Harley Decker with the Oceti Sakowin camp spread out behind him.

Mr. Decker left for North Dakota on December 2 with friend and fellow Pierson grad, Laura Rinaldi, who has since returned home. Four days later he spent his 23rd birthday treating cases of bronchitis and hypothermia as temperatures plummeted to 20 below zero. The group Veterans For Standing Rock, which sent roughly 2,000 veterans to the camp and encouraged rescue or medical personnel to come along, inspired his trip, but Mr. Decker has since found his own path. He prefers to set aside politics and focus on his work as an EMT. He has also become enamored of tribal leaders of the Standing Rock Sioux, who run the camp known as Oceti Sakowin.

“I’m staying in a military tent to stay warm,” said Mr. Decker, who traveled west in a converted ambulance he purchased along with a generator and a full stable of supplies. “The camp has thinned out a lot, but there’s absolutely a large number here. There’s mechanics, lawyers, doctors and medics. This is a big undertaking here.”

Following weeks of tension and violent clashes between protestors and local law enforcement, word came down from the U.S. Army Corps of Engineers in early December that DAPL had been denied an easement to drill below the river. Tribal leadership asked protestors to close the camp in the wake of the decision and avoid brutal conditions, but thousands have stayed, as they fear the incoming administration led by President-Elect Donald Trump will support the project and overturn the decision by the Army Corps.
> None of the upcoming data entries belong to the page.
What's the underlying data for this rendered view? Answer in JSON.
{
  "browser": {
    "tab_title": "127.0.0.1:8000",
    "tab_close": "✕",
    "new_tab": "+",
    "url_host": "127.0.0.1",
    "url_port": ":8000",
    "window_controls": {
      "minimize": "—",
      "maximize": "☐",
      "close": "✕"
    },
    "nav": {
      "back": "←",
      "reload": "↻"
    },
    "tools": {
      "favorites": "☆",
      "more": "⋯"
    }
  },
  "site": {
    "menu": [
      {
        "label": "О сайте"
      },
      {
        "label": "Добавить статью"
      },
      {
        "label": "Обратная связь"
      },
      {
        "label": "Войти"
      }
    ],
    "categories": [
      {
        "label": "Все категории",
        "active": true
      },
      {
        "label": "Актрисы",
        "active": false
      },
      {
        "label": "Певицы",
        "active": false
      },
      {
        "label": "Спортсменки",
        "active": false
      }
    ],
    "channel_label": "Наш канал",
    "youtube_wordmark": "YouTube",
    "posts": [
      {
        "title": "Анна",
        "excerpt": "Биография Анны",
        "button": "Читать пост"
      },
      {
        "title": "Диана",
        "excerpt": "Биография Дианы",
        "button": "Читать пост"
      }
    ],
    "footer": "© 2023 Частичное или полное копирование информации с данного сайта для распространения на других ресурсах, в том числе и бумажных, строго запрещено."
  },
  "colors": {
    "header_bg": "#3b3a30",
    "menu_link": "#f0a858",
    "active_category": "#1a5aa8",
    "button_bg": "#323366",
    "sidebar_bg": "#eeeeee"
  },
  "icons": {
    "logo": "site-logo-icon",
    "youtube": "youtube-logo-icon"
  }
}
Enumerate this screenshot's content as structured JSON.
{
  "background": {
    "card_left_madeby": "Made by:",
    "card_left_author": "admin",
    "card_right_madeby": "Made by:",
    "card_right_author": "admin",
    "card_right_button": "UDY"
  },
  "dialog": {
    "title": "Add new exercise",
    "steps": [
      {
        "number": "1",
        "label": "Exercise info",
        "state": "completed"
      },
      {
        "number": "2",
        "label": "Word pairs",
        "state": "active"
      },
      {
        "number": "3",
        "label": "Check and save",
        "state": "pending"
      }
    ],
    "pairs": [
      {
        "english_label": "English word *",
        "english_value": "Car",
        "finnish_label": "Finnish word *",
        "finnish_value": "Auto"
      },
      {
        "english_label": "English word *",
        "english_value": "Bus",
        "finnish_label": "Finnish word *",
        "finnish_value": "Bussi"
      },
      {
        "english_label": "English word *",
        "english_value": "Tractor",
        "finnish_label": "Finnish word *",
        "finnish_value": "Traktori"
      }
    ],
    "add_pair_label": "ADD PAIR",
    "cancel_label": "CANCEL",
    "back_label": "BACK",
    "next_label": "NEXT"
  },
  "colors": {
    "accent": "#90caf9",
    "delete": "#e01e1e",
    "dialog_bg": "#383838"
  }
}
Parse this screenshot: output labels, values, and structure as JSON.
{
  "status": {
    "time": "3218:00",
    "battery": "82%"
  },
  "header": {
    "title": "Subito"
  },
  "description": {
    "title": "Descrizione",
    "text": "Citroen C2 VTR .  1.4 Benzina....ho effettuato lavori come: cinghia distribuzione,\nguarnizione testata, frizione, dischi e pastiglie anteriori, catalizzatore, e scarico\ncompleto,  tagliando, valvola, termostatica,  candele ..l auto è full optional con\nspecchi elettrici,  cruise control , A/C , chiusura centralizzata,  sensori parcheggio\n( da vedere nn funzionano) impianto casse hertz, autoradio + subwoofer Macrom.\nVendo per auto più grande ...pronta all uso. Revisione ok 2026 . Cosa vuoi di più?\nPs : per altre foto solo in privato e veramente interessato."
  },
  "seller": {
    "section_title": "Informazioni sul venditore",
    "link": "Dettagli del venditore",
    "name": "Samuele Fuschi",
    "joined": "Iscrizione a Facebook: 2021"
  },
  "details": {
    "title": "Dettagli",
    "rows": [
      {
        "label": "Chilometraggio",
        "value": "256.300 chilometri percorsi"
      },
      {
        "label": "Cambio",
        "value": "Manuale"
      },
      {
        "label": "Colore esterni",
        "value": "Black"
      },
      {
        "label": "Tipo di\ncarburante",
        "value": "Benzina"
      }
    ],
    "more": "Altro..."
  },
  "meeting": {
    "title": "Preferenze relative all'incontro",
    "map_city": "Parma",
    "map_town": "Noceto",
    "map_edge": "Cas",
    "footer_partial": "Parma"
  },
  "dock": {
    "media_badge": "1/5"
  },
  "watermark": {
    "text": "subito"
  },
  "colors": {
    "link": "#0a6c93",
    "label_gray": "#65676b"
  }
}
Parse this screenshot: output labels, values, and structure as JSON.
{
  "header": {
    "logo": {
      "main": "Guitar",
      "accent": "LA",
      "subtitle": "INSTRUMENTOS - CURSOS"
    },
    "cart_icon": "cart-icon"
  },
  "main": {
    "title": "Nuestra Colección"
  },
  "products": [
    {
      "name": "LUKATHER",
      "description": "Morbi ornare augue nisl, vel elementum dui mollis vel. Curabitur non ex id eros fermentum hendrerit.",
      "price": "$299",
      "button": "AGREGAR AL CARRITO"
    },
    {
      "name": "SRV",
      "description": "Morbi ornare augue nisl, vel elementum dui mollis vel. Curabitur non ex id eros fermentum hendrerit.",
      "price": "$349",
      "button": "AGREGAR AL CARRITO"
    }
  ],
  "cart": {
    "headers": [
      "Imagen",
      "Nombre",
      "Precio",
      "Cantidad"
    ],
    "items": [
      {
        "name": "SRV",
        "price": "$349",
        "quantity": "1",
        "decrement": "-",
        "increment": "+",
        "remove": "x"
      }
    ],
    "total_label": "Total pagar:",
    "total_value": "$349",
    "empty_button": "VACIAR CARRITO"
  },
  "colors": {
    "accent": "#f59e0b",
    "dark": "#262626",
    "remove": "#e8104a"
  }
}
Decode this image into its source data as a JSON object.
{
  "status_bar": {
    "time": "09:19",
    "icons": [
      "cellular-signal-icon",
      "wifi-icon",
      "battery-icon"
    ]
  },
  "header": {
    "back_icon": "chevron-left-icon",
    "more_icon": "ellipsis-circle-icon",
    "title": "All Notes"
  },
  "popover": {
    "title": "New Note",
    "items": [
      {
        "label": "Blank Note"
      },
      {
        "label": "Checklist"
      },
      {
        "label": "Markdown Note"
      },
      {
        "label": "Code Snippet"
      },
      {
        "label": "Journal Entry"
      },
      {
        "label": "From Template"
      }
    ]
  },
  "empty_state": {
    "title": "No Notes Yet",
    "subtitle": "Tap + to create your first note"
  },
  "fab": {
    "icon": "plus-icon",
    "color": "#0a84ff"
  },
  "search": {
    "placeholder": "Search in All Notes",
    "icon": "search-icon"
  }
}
Protecting water from the Missouri River is at the heart of the protest at Standing Rock.

“I stand outside my camp and I look at the awesome amount of military personal being used against us,” Mr. Decker said. “We’ve awakened the beast and they’re intimidating.

“From my understanding, they have until January 31 to get all the information needed, but DAPL is spending $20 million a week and can’t wait that long,” Mr. Decker said about the project itself. “What I’ve seen with my own eyes is they have full manpower here, upward of 20 massive spotlights illuminating their site, with cranes and excavators moving. I cannot speak to any drilling, per se, but there’s a lot of heavy machinery.”

Mr. Decker and his fellow medics and EMT’s routinely sweep the camp to make sure people are safe and sheltered in the bitter cold conditions. Supplies are desperately needed, and Mr. Decker has set up a GoFundMe campaign for people to support him at gofundme.com/bt-help-me-stand-with-standing-rock.

“We really are facing some incredible resources that are trying to quiet our voice,” Mr. Decker said. “The conditions are bad and we’re busy, but it’s very much a community of giving. Buildings have been built with insulation and people are back home working on renewable funds. We’re here to stay.”